Пустынные и прекрасные берега замусорили, слоняются толпами по острову, восхищаются его дикой аурой и тут же гадят. Мне повезло, на островах в советское время была погранзона — сейчас это модный курорт. А я застал еще точь-в-точь то, чем восхищался Розанов, чего теперь уже, наконец (!), нет И потому наткнуться на эти страницы со старой статьей любимого писателя — просто чудо. Привет из детства — мостик к настоящему. Да и живу я сейчас в Петербурге, что еще надо?
Наверняка где-то рядом живут мои бывшие одноклассники из Кингисеппской средней школы. Все растерялись — ведь русские дети на острове были детьми офицеров и разъехались кто куда: разлетелись поступать учиться, жить дальше — не куковать же на острове детства вечно.
Ау! А вдруг кто-то откликнется…
Я вышел из Сети, выдернул Sky Link из концентратора USB. Теряю время. Кому нужны мои ощущения?
Никто не откликнулся. Мурашов, должно быть, уцелел и живет где-то рядом — в России. В Приднестровье он стал уже майором, но потом напоролся все же везучий мой братишка. И все равно — вывернулся. Хочу верить, что жив. Архаров где-то здесь, здесь, я чувствую это. Чеслав в Питере, но я не хочу с ним встречаться, а он давно меня забыл — и слава богу! Чехов выжил в 93-м. Живет где-нибудь. Могу узнать даже где, да захочет ли он, чтобы я узнавал? Он заслужил покой. Он аналитик, хотел бы — нашел бы меня через Сеть, уж что- что, а искать он умеет. Так вот, интуиция. Мы с Мартой нюхаем воздух ночами. Пахнет свежим ветром, сырым ветром, поземкою по вчерашним оттепельным лужам. Я так не люблю перемен.

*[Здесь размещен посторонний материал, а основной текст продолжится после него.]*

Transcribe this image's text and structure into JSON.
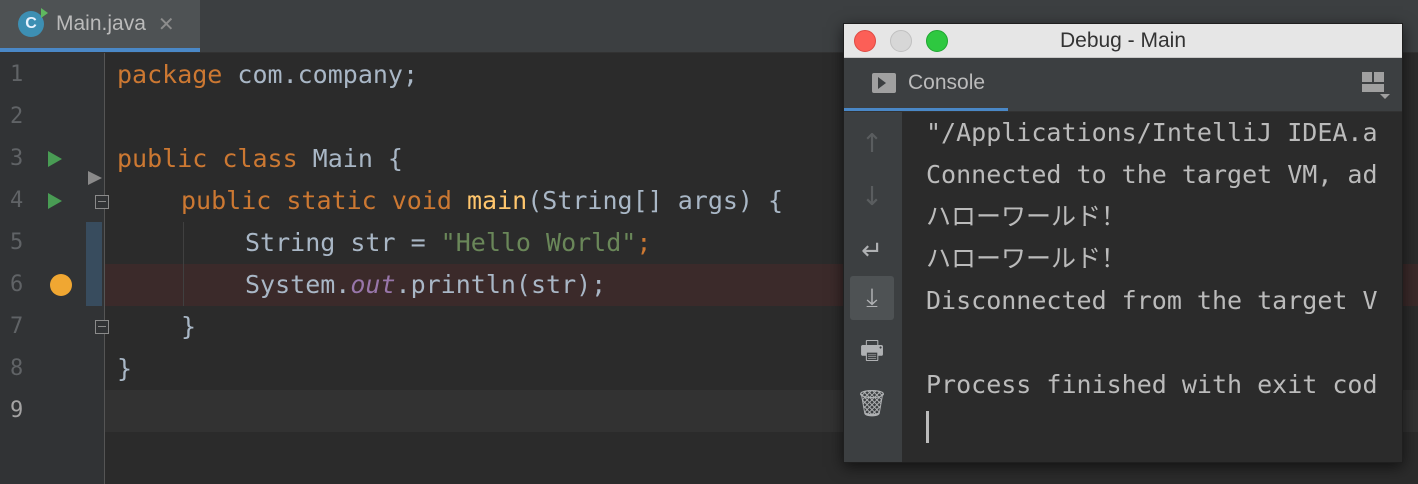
{
  "editor_tab": {
    "icon_letter": "C",
    "label": "Main.java",
    "close_glyph": "✕"
  },
  "gutter": {
    "line_numbers": [
      "1",
      "2",
      "3",
      "4",
      "5",
      "6",
      "7",
      "8",
      "9"
    ],
    "current_line": "9"
  },
  "code": {
    "line1": {
      "kw": "package",
      "rest": " com.company;"
    },
    "line3": {
      "kw": "public class",
      "rest": " Main {"
    },
    "line4": {
      "kw": "public static void",
      "fn": "main",
      "rest": "(String[] args) {"
    },
    "line5": {
      "pre": "String str = ",
      "str": "\"Hello World\"",
      "post": ";"
    },
    "line6": {
      "pre": "System.",
      "field": "out",
      "post": ".println(str);"
    },
    "line7": "}",
    "line8": "}"
  },
  "debug_window": {
    "title": "Debug - Main",
    "tab_label": "Console",
    "toolbar": {
      "up_glyph": "↑",
      "down_glyph": "↓",
      "wrap_glyph": "↵",
      "scroll_end_glyph": "⤓",
      "print_glyph": "🖶",
      "trash_glyph": "🗑"
    },
    "output": [
      "\"/Applications/IntelliJ IDEA.a",
      "Connected to the target VM, ad",
      "ハローワールド！",
      "ハローワールド！",
      "Disconnected from the target V",
      "",
      "Process finished with exit cod"
    ]
  },
  "colors": {
    "keyword": "#cc7832",
    "function": "#ffc66d",
    "string": "#6a8759",
    "field": "#9876aa",
    "default_text": "#a9b7c6",
    "accent": "#4a88c7",
    "breakpoint": "#f0a732",
    "run": "#499c54"
  },
  "icons": [
    "java-class-icon",
    "close-icon",
    "run-icon",
    "breakpoint-icon",
    "fold-icon",
    "console-icon",
    "layout-icon",
    "arrow-up-icon",
    "arrow-down-icon",
    "soft-wrap-icon",
    "scroll-to-end-icon",
    "print-icon",
    "trash-icon"
  ]
}
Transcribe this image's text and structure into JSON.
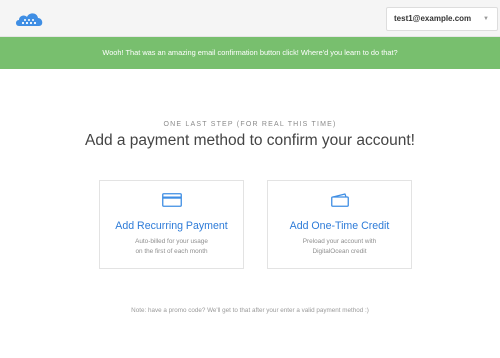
{
  "header": {
    "logo_icon": "digitalocean-cloud-logo-icon",
    "account_email": "test1@example.com",
    "account_caret_icon": "chevron-down-icon",
    "account_caret_glyph": "▼"
  },
  "banner": {
    "message": "Wooh! That was an amazing email confirmation button click! Where'd you learn to do that?"
  },
  "main": {
    "eyebrow": "ONE LAST STEP (FOR REAL THIS TIME)",
    "title": "Add a payment method to confirm your account!",
    "options": [
      {
        "icon": "credit-card-icon",
        "title": "Add Recurring Payment",
        "description_line1": "Auto-billed for your usage",
        "description_line2": "on the first of each month"
      },
      {
        "icon": "wallet-icon",
        "title": "Add One-Time Credit",
        "description_line1": "Preload your account with",
        "description_line2": "DigitalOcean credit"
      }
    ],
    "note": "Note: have a promo code? We'll get to that after your enter a valid payment method :)"
  },
  "colors": {
    "banner": "#78bf6e",
    "link_blue": "#2d7bd8",
    "logo_blue": "#3f8ee4"
  }
}
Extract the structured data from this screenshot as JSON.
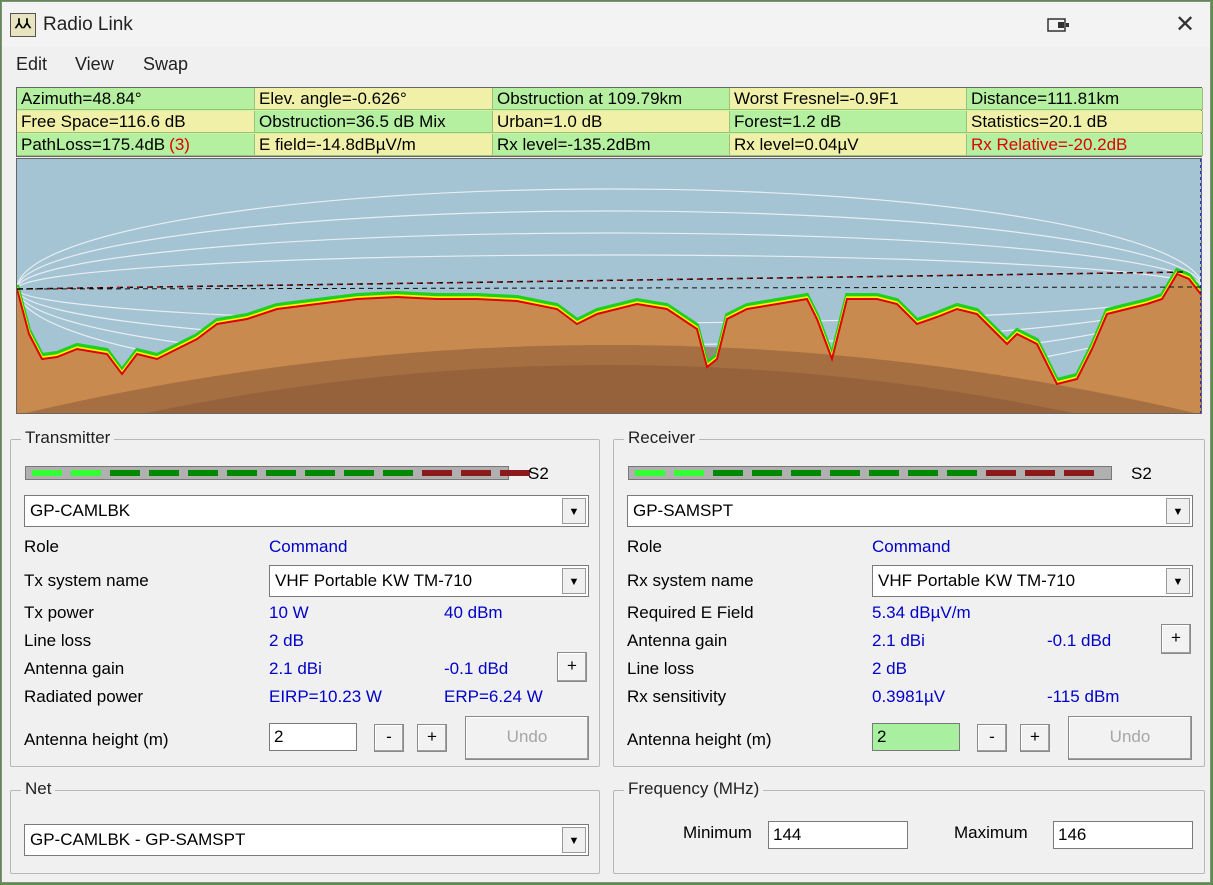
{
  "window": {
    "title": "Radio Link"
  },
  "menu": {
    "edit": "Edit",
    "view": "View",
    "swap": "Swap"
  },
  "info": [
    [
      {
        "text": "Azimuth=48.84°",
        "tone": "green"
      },
      {
        "text": "Elev. angle=-0.626°",
        "tone": "yellow"
      },
      {
        "text": "Obstruction at 109.79km",
        "tone": "green"
      },
      {
        "text": "Worst Fresnel=-0.9F1",
        "tone": "yellow"
      },
      {
        "text": "Distance=111.81km",
        "tone": "green"
      }
    ],
    [
      {
        "text": "Free Space=116.6 dB",
        "tone": "yellow"
      },
      {
        "text": "Obstruction=36.5 dB Mix",
        "tone": "green"
      },
      {
        "text": "Urban=1.0 dB",
        "tone": "yellow"
      },
      {
        "text": "Forest=1.2 dB",
        "tone": "green"
      },
      {
        "text": "Statistics=20.1 dB",
        "tone": "yellow"
      }
    ],
    [
      {
        "text": "PathLoss=175.4dB",
        "extra": "(3)",
        "tone": "green"
      },
      {
        "text": "E field=-14.8dBµV/m",
        "tone": "yellow"
      },
      {
        "text": "Rx level=-135.2dBm",
        "tone": "green"
      },
      {
        "text": "Rx level=0.04µV",
        "tone": "yellow"
      },
      {
        "text": "Rx Relative=-20.2dB",
        "tone": "green",
        "red": true
      }
    ]
  ],
  "colors": {
    "sky": "#a4c3d3",
    "terrain": "#c88a4e",
    "earth_bulge": "#8a5a38",
    "clutter_green": "#1fd11f",
    "clutter_yellow": "#f5f500",
    "profile_red": "#e00000",
    "meter_light": "#33ff33",
    "meter_dark": "#008800",
    "meter_red": "#8b1a1a"
  },
  "transmitter": {
    "title": "Transmitter",
    "meter_label": "S2",
    "meter_segments": [
      "light",
      "light",
      "dark",
      "dark",
      "dark",
      "dark",
      "dark",
      "dark",
      "dark",
      "dark",
      "red",
      "red",
      "red"
    ],
    "unit": "GP-CAMLBK",
    "role_label": "Role",
    "role_value": "Command",
    "system_label": "Tx system name",
    "system_value": "VHF Portable KW TM-710",
    "power_label": "Tx power",
    "power_w": "10 W",
    "power_dbm": "40 dBm",
    "lineloss_label": "Line loss",
    "lineloss_value": "2 dB",
    "gain_label": "Antenna gain",
    "gain_dbi": "2.1 dBi",
    "gain_dbd": "-0.1 dBd",
    "radiated_label": "Radiated power",
    "eirp": "EIRP=10.23 W",
    "erp": "ERP=6.24 W",
    "height_label": "Antenna height (m)",
    "height_value": "2",
    "minus": "-",
    "plus": "+",
    "undo": "Undo"
  },
  "receiver": {
    "title": "Receiver",
    "meter_label": "S2",
    "meter_segments": [
      "light",
      "light",
      "dark",
      "dark",
      "dark",
      "dark",
      "dark",
      "dark",
      "dark",
      "red",
      "red",
      "red"
    ],
    "unit": "GP-SAMSPT",
    "role_label": "Role",
    "role_value": "Command",
    "system_label": "Rx system name",
    "system_value": "VHF Portable KW TM-710",
    "efield_label": "Required E Field",
    "efield_value": "5.34 dBµV/m",
    "gain_label": "Antenna gain",
    "gain_dbi": "2.1 dBi",
    "gain_dbd": "-0.1 dBd",
    "lineloss_label": "Line loss",
    "lineloss_value": "2 dB",
    "sens_label": "Rx sensitivity",
    "sens_uv": "0.3981µV",
    "sens_dbm": "-115 dBm",
    "height_label": "Antenna height (m)",
    "height_value": "2",
    "minus": "-",
    "plus": "+",
    "undo": "Undo"
  },
  "net": {
    "title": "Net",
    "value": "GP-CAMLBK - GP-SAMSPT"
  },
  "frequency": {
    "title": "Frequency (MHz)",
    "min_label": "Minimum",
    "min_value": "144",
    "max_label": "Maximum",
    "max_value": "146"
  }
}
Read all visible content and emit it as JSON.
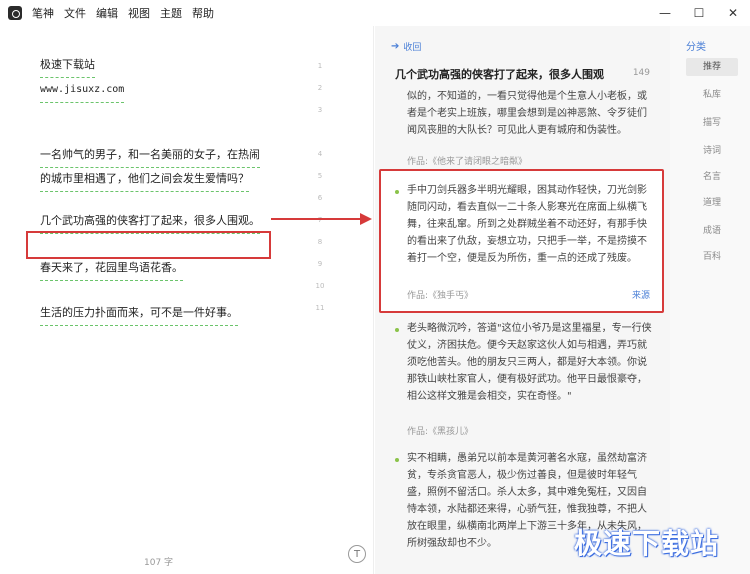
{
  "menu": [
    "笔神",
    "文件",
    "编辑",
    "视图",
    "主题",
    "帮助"
  ],
  "window": {
    "minimize": "—",
    "maximize": "☐",
    "close": "✕"
  },
  "editor": {
    "paragraphs": [
      {
        "lines": [
          "极速下载站",
          "www.jisuxz.com"
        ]
      },
      {
        "lines": [
          "一名帅气的男子，和一名美丽的女子，在热闹",
          "的城市里相遇了，他们之间会发生爱情吗？"
        ]
      },
      {
        "lines": [
          "几个武功高强的侠客打了起来，很多人围观。"
        ]
      },
      {
        "lines": [
          "春天来了，花园里鸟语花香。"
        ]
      },
      {
        "lines": [
          "生活的压力扑面而来，可不是一件好事。"
        ]
      }
    ],
    "line_numbers": [
      "1",
      "2",
      "3",
      "4",
      "5",
      "6",
      "7",
      "8",
      "9",
      "10",
      "11"
    ],
    "word_count": "107 字",
    "t_button": "T"
  },
  "panel": {
    "collapse": "收回",
    "title": "几个武功高强的侠客打了起来，很多人围观",
    "count": "149",
    "cards": [
      {
        "text": "似的，不知道的，一看只觉得他是个生意人小老板，或者是个老实上班族，哪里会想到是凶神恶煞、令歹徒们闻风丧胆的大队长？可见此人更有城府和伪装性。",
        "source": "作品:《他来了请闭眼之暗粼》"
      },
      {
        "text": "手中刀剑兵器多半明光耀眼，困其动作轻快，刀光剑影随同闪动，看去直似一二十条人影寒光在席面上纵横飞舞，往来乱窜。所到之处群贼坐着不动还好，有那手快的看出来了仇敌，妄想立功，只把手一举，不是捞摸不着打一个空，便是反为所伤，重一点的还成了残废。",
        "source": "作品:《独手丐》",
        "link": "来源"
      },
      {
        "text": "老头略微沉吟，答道\"这位小爷乃是这里福星，专一行侠仗义，济困扶危。便今天赵家这伙人如与相遇，弄巧就须吃他苦头。他的朋友只三两人，都是好大本领。你说那铁山峡杜家官人，便有极好武功。他平日最恨豪夺，相公这样文雅是会相交，实在奇怪。\"",
        "source": "作品:《黑孩儿》"
      },
      {
        "text": "实不相瞒，愚弟兄以前本是黄河著名水寇，虽然劫富济贫，专杀贪官恶人，极少伤过善良，但是彼时年轻气盛，照例不留活口。杀人太多，其中难免冤枉，又因自恃本领，水陆都还来得，心骄气狂，惟我独尊，不把人放在眼里，纵横南北两岸上下游三十多年，从未失风，所树强敌却也不少。",
        "source": "作品:《黑孩儿》"
      }
    ]
  },
  "categories": {
    "title": "分类",
    "items": [
      "推荐",
      "私库",
      "描写",
      "诗词",
      "名言",
      "道理",
      "成语",
      "百科"
    ],
    "active": 0
  },
  "watermark": "极速下载站",
  "colors": {
    "accent": "#4a7fd6",
    "highlight": "#d63a3a",
    "underline": "#6bc46b"
  }
}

Мне нравится очень немногое у Высоцкого. Вот это, например.
Как призывный набат, прозвучали в ночи тяжело шаги, Значит, скоро и нам — уходить и прощаться без слов. По нехоженым тропам протопали лошади, лошади, Неизвестно, к какому концу унося седоков.
Значит, время иное, лихое, но счастье, как встарь, ищи! И в погоню за ним мы летим, убегающим, вслед. Только вот в этой скачке теряем мы лучших товарищей, На скаку не заметив, что рядом товарищей нет
И еще будем долго огни принимать за пожары мы, Будет долго казаться зловещим нам скрип сапогов. Про войну будут детские игры с названьями старыми, И людей будем долго делить на своих и врагов.
Но когда отгрохочет, когда отгорит и отплачется, И когда наши кони устанут под нами скакать, И когда наши девушки сменят шинели на платьица, Не забыть бы тогда, не простить бы и не прозевать!
Оказывается, это называется «Песня о новом времени». Упс!
Боже! Как же я не хочу «уходить и прощаться без слов»! Как я надеялся на «Не забыть бы тогда, не простить бы и не прозевать!». Кысмет. Такое восточное слово — от судьбы не уйдешь, если по-русски. Вот и я уходить не буду. Как там у Булгакова, в «Белой гвардии»? «Никогда не убегайте крысьей побежкой на неизвестность от опасности. Сидите, читайте — ждите, когда за вами придут».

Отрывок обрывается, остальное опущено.